- It seems as though 2015 was the year of the data breach, especially in the healthcare industry.
As a means to regulate these data breaches and ensure adequate notification to individuals whose information had been compromised, several pieces of legislation have been introduced to Congress to federalize data breach notification and security.
A recent report out of the Federation of American Scientists (FAS) summarizes this legislation and explains its potential effects on healthcare data breaches.
If passed, federal data breach legislation would clearly define a data breach, and also spell out specific actions covered entities must take if one should experience a data breach.
“Each bill defines the required form of notification, which may include written notice by mail or notice by email, when certain conditions are met,” FAS explained. “In certain circumstances, substitute notification through a posting on a website or publication may be an acceptable replacement for individual notification.”
Additionally, each bill explains what kind of information must be disclosed in a data breach notification, including the kind of personal information that had been breached, contact information for further explanation, and, if applicable, information regarding free credit monitoring.
Most of these legislative proposals would exist alongside prevailing federal security mandates, such as HIPAA, or a statewide data security law. For example, if a healthcare organization experienced a healthcare data breach, they would be exempt from some of the federal breach notification mandates because they would take other measures to comply with HIPAA.
However, it should be noted that some of the proposed legislation would supercede HIPAA mandates and state laws.
“Many of the current proposals would leave existing federal requirements in place and exempt institutions and/or data covered by those federal laws from a new regulatory scheme,” FAS wrote. “However, some bills would also propose to supersede existing state laws and prevent states from acting in this area, thereby creating a uniform federal standard throughout the country.”
The latter kind of legislation has created concern amongst those who prefer state data security mandates.
In July of 2015, the National Association of Attorneys General (NAAG) wrote a letter to Congress explaining the importance of state data breach regulations, making sure they trump any federal laws. One reason for this is a state’s ability to serve its own people better than the federal government.
“As we have seen over the past decade, states are better equipped to quickly adjust to the challenges presented by a data-driven economy,” the group explained in its letter. “States have been able to amend their laws and focus their enforcement efforts on those areas most affecting consumers.”
According to FAS, nearly 47 states, as well as the District of Columbia, have created state data breach notification laws, and 12 others have enacted data security laws.
This past October, California became one of those states that created statewide regulations for data breach notification. These laws came after a year filled with large-scale healthcare data breaches, such as those at UCLA Health.

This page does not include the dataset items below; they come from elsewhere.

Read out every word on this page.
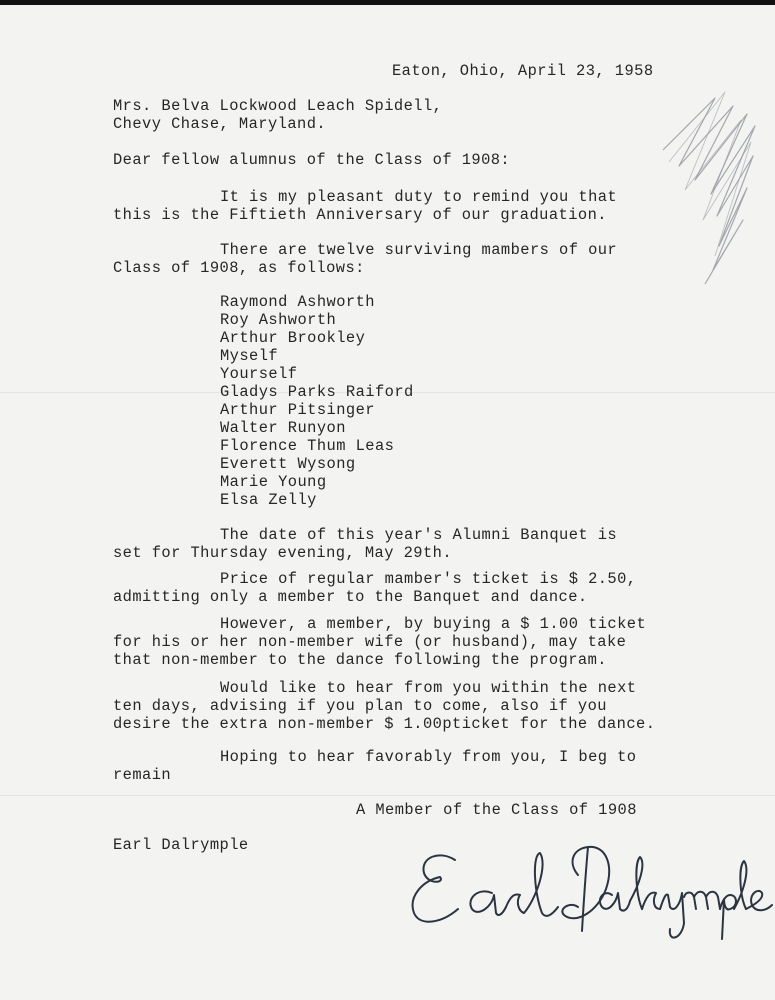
Eaton, Ohio, April 23, 1958

Mrs. Belva Lockwood Leach Spidell,

Chevy Chase, Maryland.

Dear fellow alumnus of the Class of 1908:

It is my pleasant duty to remind you that

this is the Fiftieth Anniversary of our graduation.

There are twelve surviving mambers of our

Class of 1908, as follows:

Raymond Ashworth

Roy Ashworth

Arthur Brookley

Myself

Yourself

Gladys Parks Raiford

Arthur Pitsinger

Walter Runyon

Florence Thum Leas

Everett Wysong

Marie Young

Elsa Zelly

The date of this year's Alumni Banquet is

set for Thursday evening, May 29th.

Price of regular mamber's ticket is $ 2.50,

admitting only a member to the Banquet and dance.

However, a member, by buying a $ 1.00 ticket

for his or her non-member wife (or husband), may take

that non-member to the dance following the program.

Would like to hear from you within the next

ten days, advising if you plan to come, also if you

desire the extra non-member $ 1.00pticket for the dance.

Hoping to hear favorably from you, I beg to

remain

A Member of the Class of 1908

Earl Dalrymple
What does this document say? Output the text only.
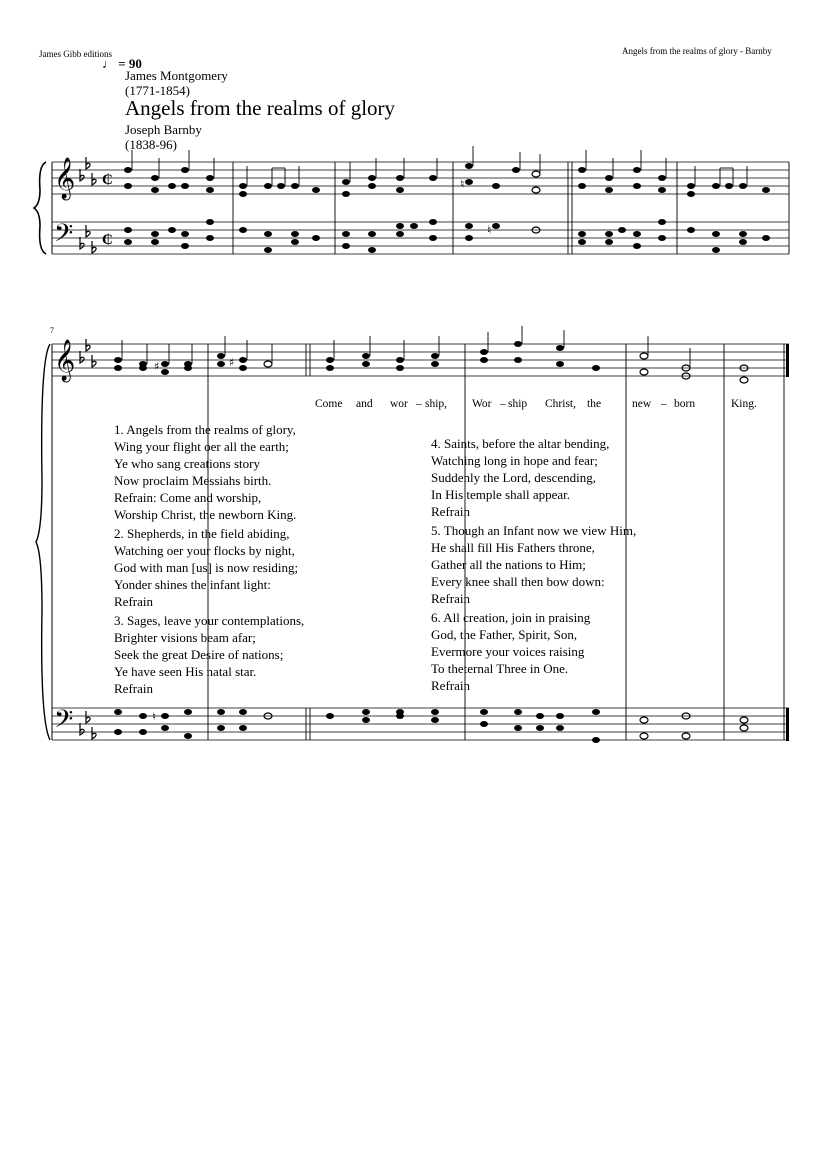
James Gibb editions	Angels from the realms of glory - Barnby
♩ = 90
James Montgomery
(1771-1854)
Angels from the realms of glory
Joseph Barnby
(1838-96)
𝄞
𝄢
₵
₵
♮
♮
7
𝄞
𝄢
♯	♯
♮
Come and wor – ship, Wor – ship Christ, the	new – born	King.
1. Angels from the realms of glory,
Wing your flight oer all the earth;
Ye who sang creations story
Now proclaim Messiahs birth.
Refrain: Come and worship,
Worship Christ, the newborn King.
2. Shepherds, in the field abiding,
Watching oer your flocks by night,
God with man [us] is now residing;
Yonder shines the infant light:
Refrain
3. Sages, leave your contemplations,
Brighter visions beam afar;
Seek the great Desire of nations;
Ye have seen His natal star.
Refrain
4. Saints, before the altar bending,
Watching long in hope and fear;
Suddenly the Lord, descending,
In His temple shall appear.
Refrain
5. Though an Infant now we view Him,
He shall fill His Fathers throne,
Gather all the nations to Him;
Every knee shall then bow down:
Refrain
6. All creation, join in praising
God, the Father, Spirit, Son,
Evermore your voices raising
To theternal Three in One.
Refrain
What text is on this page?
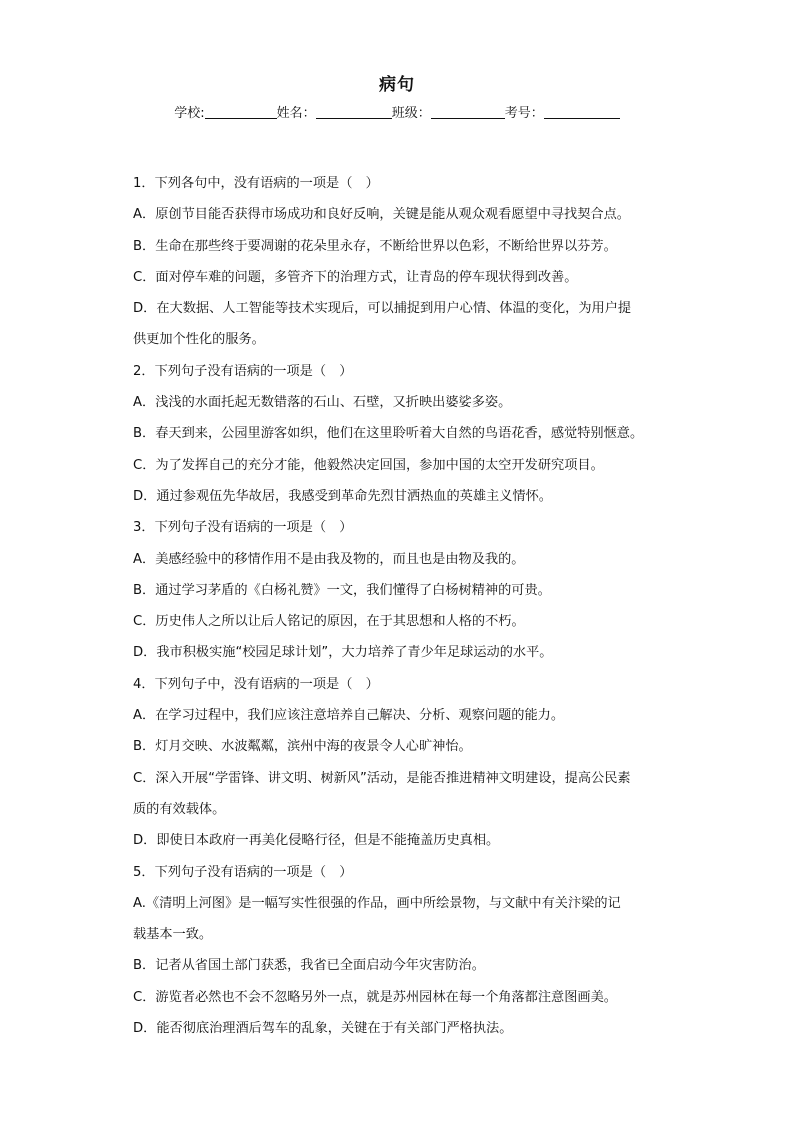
病句
学校:	姓名：	班级：	考号：
1．下列各句中，没有语病的一项是（　）
A．原创节目能否获得市场成功和良好反响，关键是能从观众观看愿望中寻找契合点。
B．生命在那些终于要凋谢的花朵里永存，不断给世界以色彩，不断给世界以芬芳。
C．面对停车难的问题，多管齐下的治理方式，让青岛的停车现状得到改善。
D．在大数据、人工智能等技术实现后，可以捕捉到用户心情、体温的变化，为用户提
供更加个性化的服务。
2．下列句子没有语病的一项是（　）
A．浅浅的水面托起无数错落的石山、石壁，又折映出婆娑多姿。
B．春天到来，公园里游客如织，他们在这里聆听着大自然的鸟语花香，感觉特别惬意。
C．为了发挥自己的充分才能，他毅然决定回国，参加中国的太空开发研究项目。
D．通过参观伍先华故居，我感受到革命先烈甘洒热血的英雄主义情怀。
3．下列句子没有语病的一项是（　）
A．美感经验中的移情作用不是由我及物的，而且也是由物及我的。
B．通过学习茅盾的《白杨礼赞》一文，我们懂得了白杨树精神的可贵。
C．历史伟人之所以让后人铭记的原因，在于其思想和人格的不朽。
D．我市积极实施“校园足球计划”，大力培养了青少年足球运动的水平。
4．下列句子中，没有语病的一项是（　）
A．在学习过程中，我们应该注意培养自己解决、分析、观察问题的能力。
B．灯月交映、水波粼粼，滨州中海的夜景令人心旷神怡。
C．深入开展“学雷锋、讲文明、树新风”活动，是能否推进精神文明建设，提高公民素
质的有效载体。
D．即使日本政府一再美化侵略行径，但是不能掩盖历史真相。
5．下列句子没有语病的一项是（　）
A.《清明上河图》是一幅写实性很强的作品，画中所绘景物，与文献中有关汴梁的记
载基本一致。
B．记者从省国土部门获悉，我省已全面启动今年灾害防治。
C．游览者必然也不会不忽略另外一点，就是苏州园林在每一个角落都注意图画美。
D．能否彻底治理酒后驾车的乱象，关键在于有关部门严格执法。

California’s laws come as a three-part bill, creating standards for data encryption, the language with which an entity delivers a data breach notification, and standards for defining personal information.
Although there are some bills that would call for federal data security mandates to supercede other laws, it should be underscored that most of them would not. For example, in May of 2015, the Consumer Privacy Protection Act was introduced to Congress. This is just one example of a data security bill that would create blanket federal mandates for data breach notification and data security, while still preserving the laws included in HIPAA and statewide laws.